En el Concierto para violín de Dvořák -por cierto, qué pedazo de obra y qué poco se escucha en las salas de concierto- Nelsons se convirtió en el cómplice del alemán Christian Tetzlaff (Hamburgo, 1966), con quien compartió un mismo nivel de expresividad, tal vez más desatada que la de su solista, que toca más concentrado pero con igual lirismo. Sobre todo en el monumental primer tiempo, cantado por ambos con una emoción arrebatadora. Me llamó mucho la atención el sonido del instrumento de Tetzlaff, que -sorprendentemente- no es una joya del XVIII sino un violín contemporáneo construído por Peter Greiner; sonido que sólo puedo resumir con una palabra: poderoso.

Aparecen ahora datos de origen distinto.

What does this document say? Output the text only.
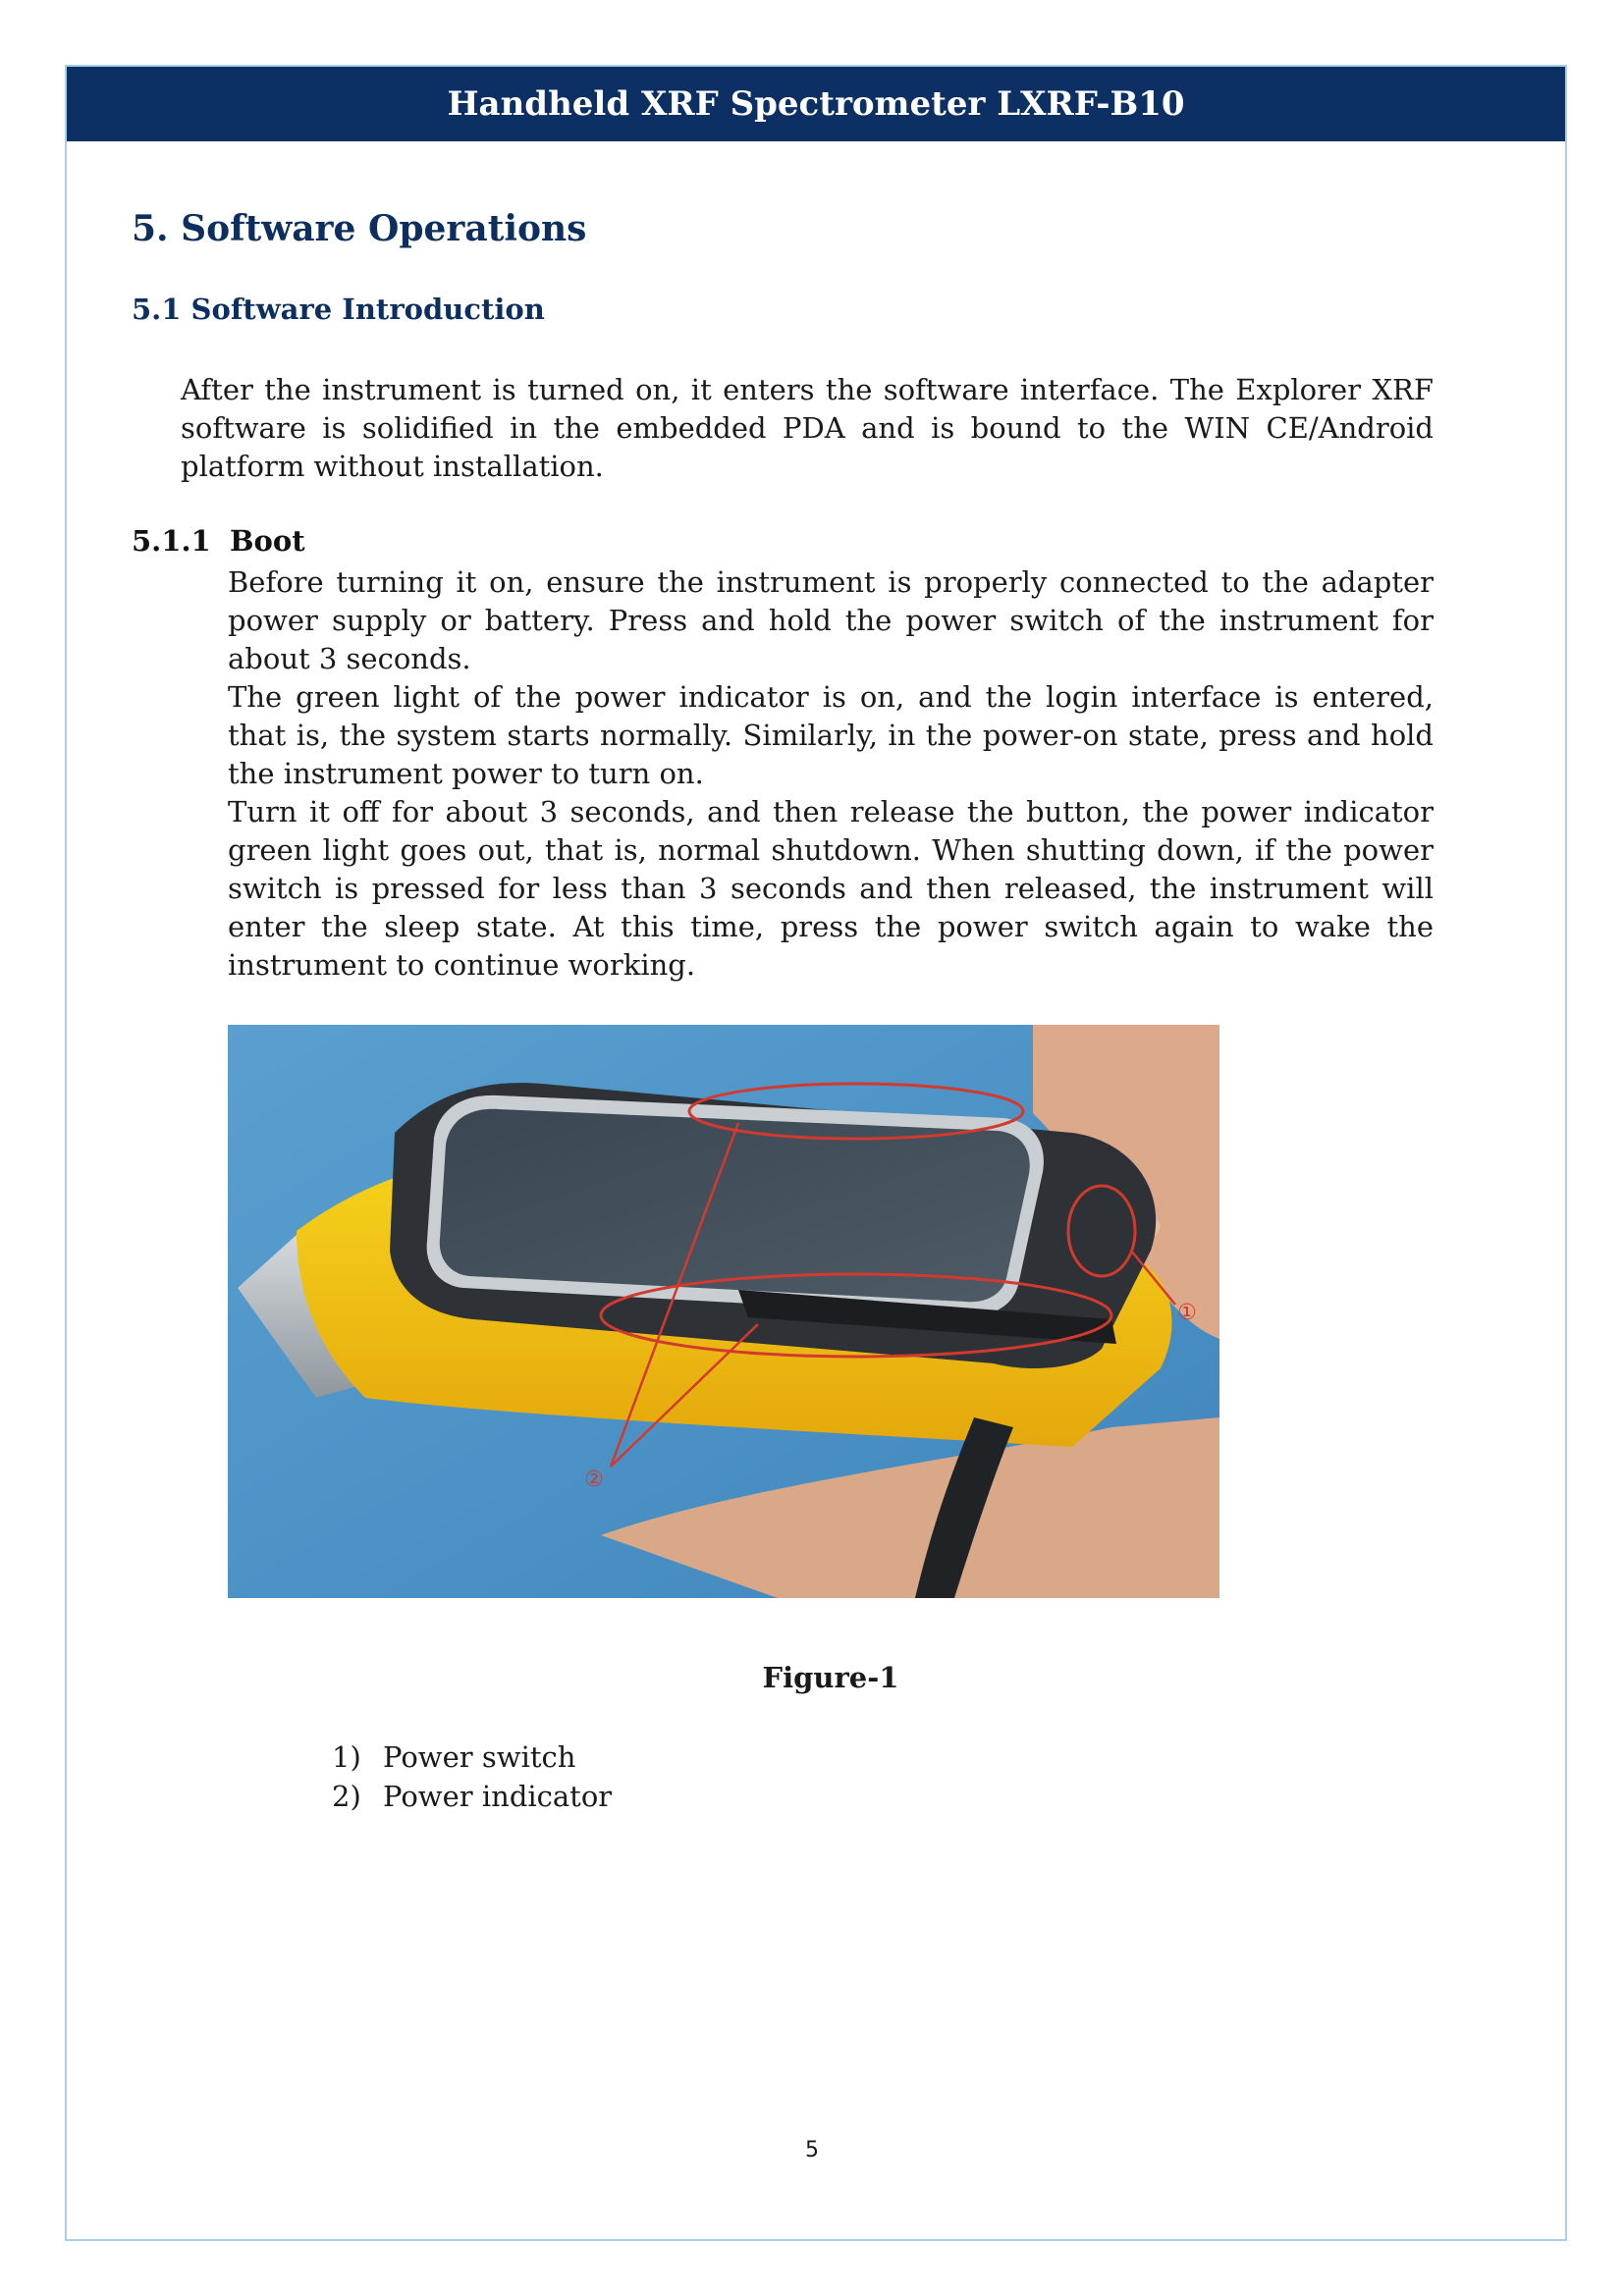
Handheld XRF Spectrometer LXRF-B10
5. Software Operations
5.1 Software Introduction
After the instrument is turned on, it enters the software interface. The Explorer XRF software is solidified in the embedded PDA and is bound to the WIN CE/Android platform without installation.
5.1.1 Boot

Before turning it on, ensure the instrument is properly connected to the adapter power supply or battery. Press and hold the power switch of the instrument for about 3 seconds.

The green light of the power indicator is on, and the login interface is entered, that is, the system starts normally. Similarly, in the power-on state, press and hold the instrument power to turn on.

Turn it off for about 3 seconds, and then release the button, the power indicator green light goes out, that is, normal shutdown. When shutting down, if the power switch is pressed for less than 3 seconds and then released, the instrument will enter the sleep state. At this time, press the power switch again to wake the instrument to continue working.

①
②
Figure-1
1) Power switch
2) Power indicator
5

O mejor dos, poderoso y cálido, porque si fue impresionante comprobar que se escuchaba nítidamente al solista en medio del magma orquestal, no lo fue menos disfrutar de la pasión controlada con la que ese sonido se proyecta, también durante el tiempo lento, de una serenidad infinita, y en el finale juguetón y saltarín. Es entonces cuando uno cae en la cuenta de que la indicación ma non troppo que llevan todos y cada uno de esos tres movimientos se refiere al tiempo, no al espíritu; y es entonces cuando uno no tiene necesidad de referirse a la apabullante técnica de Tetzlaff, igualmente demostrada en su propina bachiana.

¿Se puede decir algo nuevo con la Cuarta Sinfonía de Chaicovsqui? Pues sí, se puede. Nelsons se apunta a la vieja escuela rusa y se abstiene de lecturas lacrimógenas o desatadas, sin abusos decibélicos (el maestro calculó milimétricamente hasta dónde podía llegar en la ingrata acústica del Palau), prefiriendo una interpretación concentrada, de gran calor interior. Y le añade su sello personal en esas larguísimas progresiones emocionales que pueblan los dos primeros movimientos de la partitura, construídas con intensidad, pero también con inteligencia y con naturalidad, precisamente para no cansar y así mantener la atención del discurso.

El célebre tercer tiempo salió algo justito -cuerda y madera quedaron en evidencia-, pero el finale -dado con el vértigo justo gracias a una muy trabajada articulación de la cuerda, y conteniendo las intervenciones de una percusión que nunca suena invasora- tuvo la inmensa virtud de no resultar cargante. Tal vez por eso la reacción del público tampoco fue de delirio, aunque no hubo dudas sobre su aprobación y por eso se agradeció con una de las Danzas eslavas de Dvořák.